|Magnitude and determinants of animal source food consumption among children aged 6–23?months in Ethiopia: secondary analysis of the 2016 Ethiopian demographic and health survey|
||Gebretsadkan Gebremedhin Gebretsadik, Amaha Kahsay Adhanu and Afework Mulugeta
||BMC Public Health, Volume 22, issue 453; DOI: https://doi.org/10.1186/s12889-022-12807-8
Undernutrition puts children in a physical and cognitive disadvantage. Animal source foods (ASFs) are important components of nutritious diets and play a significant role in increasing dietary diversity and minimizing the risk of undernutrition among children. Ethiopia still suffers from child undernutrition and there’s no adequate information regarding consumption of ASFs. The objective of this study was to determine the magnitude and determinanats of ASF consumption among children 6–23?months of age.
A total weighted sample of 2861 children drawn from the 2016 Ethiopian demographic and health survey was analyzed using “SVY” command of STATA 14.0. Multivariable logistic regression was used to determine the independent determinants of ASF consumption. The strength of the association was measured by odds ratio and 95% confidence interval and p-value 0.05 was considered statistically significant.

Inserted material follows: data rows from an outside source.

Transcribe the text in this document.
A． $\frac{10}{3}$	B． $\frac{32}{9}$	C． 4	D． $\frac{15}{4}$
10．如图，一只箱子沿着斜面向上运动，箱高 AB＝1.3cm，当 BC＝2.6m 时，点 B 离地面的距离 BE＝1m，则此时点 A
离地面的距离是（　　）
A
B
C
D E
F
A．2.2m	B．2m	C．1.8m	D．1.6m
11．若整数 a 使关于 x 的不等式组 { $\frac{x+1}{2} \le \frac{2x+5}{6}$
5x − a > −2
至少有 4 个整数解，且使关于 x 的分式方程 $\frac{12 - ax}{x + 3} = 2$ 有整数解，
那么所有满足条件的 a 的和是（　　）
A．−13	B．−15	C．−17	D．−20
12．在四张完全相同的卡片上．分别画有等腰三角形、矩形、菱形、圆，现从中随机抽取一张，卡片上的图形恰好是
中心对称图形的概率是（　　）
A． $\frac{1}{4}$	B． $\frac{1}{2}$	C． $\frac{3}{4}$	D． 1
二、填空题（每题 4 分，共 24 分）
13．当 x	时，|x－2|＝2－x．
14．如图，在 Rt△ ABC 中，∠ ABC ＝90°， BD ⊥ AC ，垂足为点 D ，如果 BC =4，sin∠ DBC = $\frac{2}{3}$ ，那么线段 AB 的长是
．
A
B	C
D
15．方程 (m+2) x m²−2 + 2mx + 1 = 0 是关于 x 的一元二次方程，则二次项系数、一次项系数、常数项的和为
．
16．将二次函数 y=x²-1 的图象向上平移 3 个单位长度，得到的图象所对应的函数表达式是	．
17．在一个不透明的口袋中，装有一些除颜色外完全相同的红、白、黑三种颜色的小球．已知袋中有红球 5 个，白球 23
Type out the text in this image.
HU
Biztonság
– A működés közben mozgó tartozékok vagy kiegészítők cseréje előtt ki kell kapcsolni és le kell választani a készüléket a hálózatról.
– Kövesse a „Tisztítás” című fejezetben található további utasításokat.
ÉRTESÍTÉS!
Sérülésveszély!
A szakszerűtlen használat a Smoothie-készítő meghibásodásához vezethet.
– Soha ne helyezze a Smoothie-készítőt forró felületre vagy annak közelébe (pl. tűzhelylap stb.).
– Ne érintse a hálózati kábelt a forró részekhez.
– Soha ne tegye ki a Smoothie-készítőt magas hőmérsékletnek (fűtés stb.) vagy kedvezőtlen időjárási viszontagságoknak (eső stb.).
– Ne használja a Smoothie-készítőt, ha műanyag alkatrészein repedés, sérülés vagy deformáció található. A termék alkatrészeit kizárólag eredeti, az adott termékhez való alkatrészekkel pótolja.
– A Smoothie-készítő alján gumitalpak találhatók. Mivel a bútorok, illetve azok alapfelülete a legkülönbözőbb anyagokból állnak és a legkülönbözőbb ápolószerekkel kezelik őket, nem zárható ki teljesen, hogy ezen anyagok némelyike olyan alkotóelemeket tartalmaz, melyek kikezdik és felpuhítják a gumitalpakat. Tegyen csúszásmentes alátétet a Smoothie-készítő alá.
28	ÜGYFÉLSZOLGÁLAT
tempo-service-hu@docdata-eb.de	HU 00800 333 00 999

Nearly half (46.5%) of the children reported consuming any type of ASF. Religion, child age, number of household assets, number of livestock owned by a household, and ownership of land usable for agriculture were significant determinants of the outcome variable. The odds of ASF consumption were six times, twice, and 70% lower in orthodox children compared to other (catholic, traditional, or others), muslim, and protestant children, respectively. Household ownership of assets and livestock led to an increase in consumption of ASF by 19 and 2%, respectively. Children aged 18–23?months were more likely to consume ASF as compared to the younger age group (6–8?months old children). In the contrary, children from households that own land usable for agriculture were 33% less likely to consume ASFs as compared to those from households that do not own.
In Ethiopia, only nearly half of children aged 6–23?months consume any type of ASF. The findings of this study imply that ASF consumption can be increased through integrated actions that involve community and religious leaders and programs focused on empowering households’ capability of owning other socioeconomic entities including assets and livestock. This study also may contribute to the growing body of research works on the importance of ASF provision in preventing child undernutrition.